Your original example actually demonstrates the issue. Objects with static storage duration require constant initializers in C. Since your PLAYER_H_WIDTH, BUFFER etc. are not constants, you cannot use them as initializers for objects with static storage duration. And, again, the problem has nothing to do with + or -, it is present even in

const int LEFT_BUFFER = BUFFER;

declaration.

If you transfer these lines into local scope, your objects will no longer have static storage duration. They will become local variables. The aforementioned restriction does not apply to local variables, which is why your declarations will compile without any problems. However, if you add the keyword static to the above declarations, the error will reappear even in local scope.

Answer 3

C's constant is not actually a "constant" as we expected. It is an indicator to the compiler that the variable's content could not be changed. The initialize needs to be constant expressions or string literals.

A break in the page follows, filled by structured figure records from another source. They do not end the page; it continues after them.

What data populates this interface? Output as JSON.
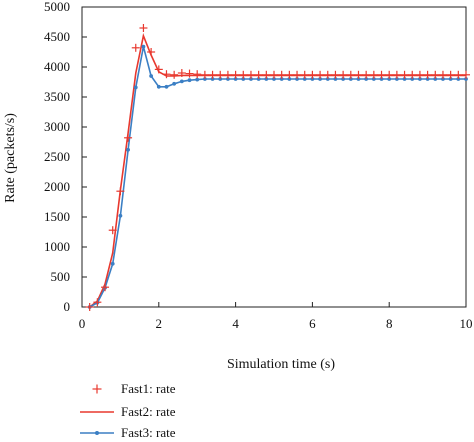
{
  "chart_data": {
    "type": "line",
    "title": "",
    "xlabel": "Simulation time (s)",
    "ylabel": "Rate (packets/s)",
    "xlim": [
      0,
      10
    ],
    "ylim": [
      0,
      5000
    ],
    "xticks": [
      0,
      2,
      4,
      6,
      8,
      10
    ],
    "yticks": [
      0,
      500,
      1000,
      1500,
      2000,
      2500,
      3000,
      3500,
      4000,
      4500,
      5000
    ],
    "xtick_labels": [
      "0",
      "2",
      "4",
      "6",
      "8",
      "10"
    ],
    "ytick_labels": [
      "0",
      "500",
      "1000",
      "1500",
      "2000",
      "2500",
      "3000",
      "3500",
      "4000",
      "4500",
      "5000"
    ],
    "grid": false,
    "legend_position": "below plot, left",
    "series": [
      {
        "name": "Fast1: rate",
        "style": "markers-plus",
        "color": "#e8382e",
        "x": [
          0.2,
          0.4,
          0.6,
          0.8,
          1.0,
          1.2,
          1.4,
          1.6,
          1.8,
          2.0,
          2.2,
          2.4,
          2.6,
          2.8,
          3.0,
          3.2,
          3.4,
          3.6,
          3.8,
          4.0,
          4.2,
          4.4,
          4.6,
          4.8,
          5.0,
          5.2,
          5.4,
          5.6,
          5.8,
          6.0,
          6.2,
          6.4,
          6.6,
          6.8,
          7.0,
          7.2,
          7.4,
          7.6,
          7.8,
          8.0,
          8.2,
          8.4,
          8.6,
          8.8,
          9.0,
          9.2,
          9.4,
          9.6,
          9.8,
          10.0
        ],
        "y": [
          0,
          80,
          330,
          1280,
          1930,
          2820,
          4320,
          4650,
          4250,
          3960,
          3880,
          3870,
          3900,
          3890,
          3880,
          3870,
          3870,
          3870,
          3870,
          3870,
          3870,
          3870,
          3870,
          3870,
          3870,
          3870,
          3870,
          3870,
          3870,
          3870,
          3870,
          3870,
          3870,
          3870,
          3870,
          3870,
          3870,
          3870,
          3870,
          3870,
          3870,
          3870,
          3870,
          3870,
          3870,
          3870,
          3870,
          3870,
          3870,
          3870
        ]
      },
      {
        "name": "Fast2: rate",
        "style": "line",
        "color": "#e8382e",
        "x": [
          0.2,
          0.4,
          0.6,
          0.8,
          1.0,
          1.2,
          1.4,
          1.6,
          1.8,
          2.0,
          2.2,
          2.4,
          2.6,
          2.8,
          3.0,
          3.5,
          4.0,
          5.0,
          6.0,
          7.0,
          8.0,
          9.0,
          10.0
        ],
        "y": [
          0,
          100,
          380,
          900,
          1950,
          2900,
          3900,
          4520,
          4200,
          3920,
          3850,
          3850,
          3860,
          3860,
          3860,
          3860,
          3860,
          3860,
          3860,
          3860,
          3860,
          3860,
          3860
        ]
      },
      {
        "name": "Fast3: rate",
        "style": "line-dots",
        "color": "#3b7fc4",
        "x": [
          0.2,
          0.4,
          0.6,
          0.8,
          1.0,
          1.2,
          1.4,
          1.6,
          1.8,
          2.0,
          2.2,
          2.4,
          2.6,
          2.8,
          3.0,
          3.2,
          3.4,
          3.6,
          3.8,
          4.0,
          4.2,
          4.4,
          4.6,
          4.8,
          5.0,
          5.2,
          5.4,
          5.6,
          5.8,
          6.0,
          6.2,
          6.4,
          6.6,
          6.8,
          7.0,
          7.2,
          7.4,
          7.6,
          7.8,
          8.0,
          8.2,
          8.4,
          8.6,
          8.8,
          9.0,
          9.2,
          9.4,
          9.6,
          9.8,
          10.0
        ],
        "y": [
          0,
          70,
          320,
          720,
          1520,
          2620,
          3660,
          4340,
          3850,
          3670,
          3670,
          3720,
          3760,
          3780,
          3790,
          3800,
          3800,
          3800,
          3800,
          3800,
          3800,
          3800,
          3800,
          3800,
          3800,
          3800,
          3800,
          3800,
          3800,
          3800,
          3800,
          3800,
          3800,
          3800,
          3800,
          3800,
          3800,
          3800,
          3800,
          3800,
          3800,
          3800,
          3800,
          3800,
          3800,
          3800,
          3800,
          3800,
          3800,
          3800
        ]
      }
    ]
  }
}
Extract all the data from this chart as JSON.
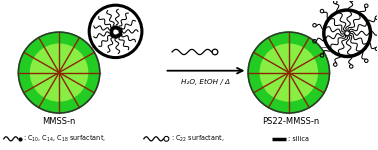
{
  "bg_color": "#ffffff",
  "sphere_outer_color": "#22cc22",
  "sphere_inner_color": "#88ee44",
  "spoke_color": "#8B2500",
  "text_color": "#000000",
  "label_mmss": "MMSS-n",
  "label_ps22": "PS22-MMSS-n",
  "arrow_label": "H₂O, EtOH / Δ",
  "figsize": [
    3.78,
    1.5
  ],
  "dpi": 100,
  "xlim": [
    0,
    10
  ],
  "ylim": [
    0,
    3.97
  ]
}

The closest thing to a constant in C is using enum or #define, e.g.

 enum {
    SCREEN_W = 480,
    SCREEN_H = 480,
    PLAYER_H_WIDTH = 50,
    PLAYER_H_HEIGHT = 12,
    BUFFER = 14,
    LEFT_BUFFER = PLAYER_H_WIDTH+BUFFER,
    RIGHT_BUFFER = SCREEN_W-LEFT_BUFFER
 };

I would use enum as far as I could.

Answer 4

use The #define directive preprocessor if you want to avoid this error !

const int SCREEN_W = 480;
const int SCREEN_H = 480;
const int PLAYER_H_WIDTH = 50;
const int PLAYER_H_HEIGHT = 12;
const int BUFFER = 14;
#define  LEFT_BUFFER  PLAYER_H_WIDTH + BUFFER
#define  RIGHT_BUFFER  SCREEN_W - LEFT_BUFFER

The #define directive is a preprocessor directive; the preprocessor replaces those macros by their body before the compiler even sees it. Think of it as an automatic search and replace of your source code.

But a constant defined with the const qualifier is best thought of as an unmodifiable variable. It has all the properties of a variable: it has a type, it has a size, it has linkage, you can take its address.

for this the compiler can't compile the assignment of const variable to another, because the assigned variable is not a constant expression.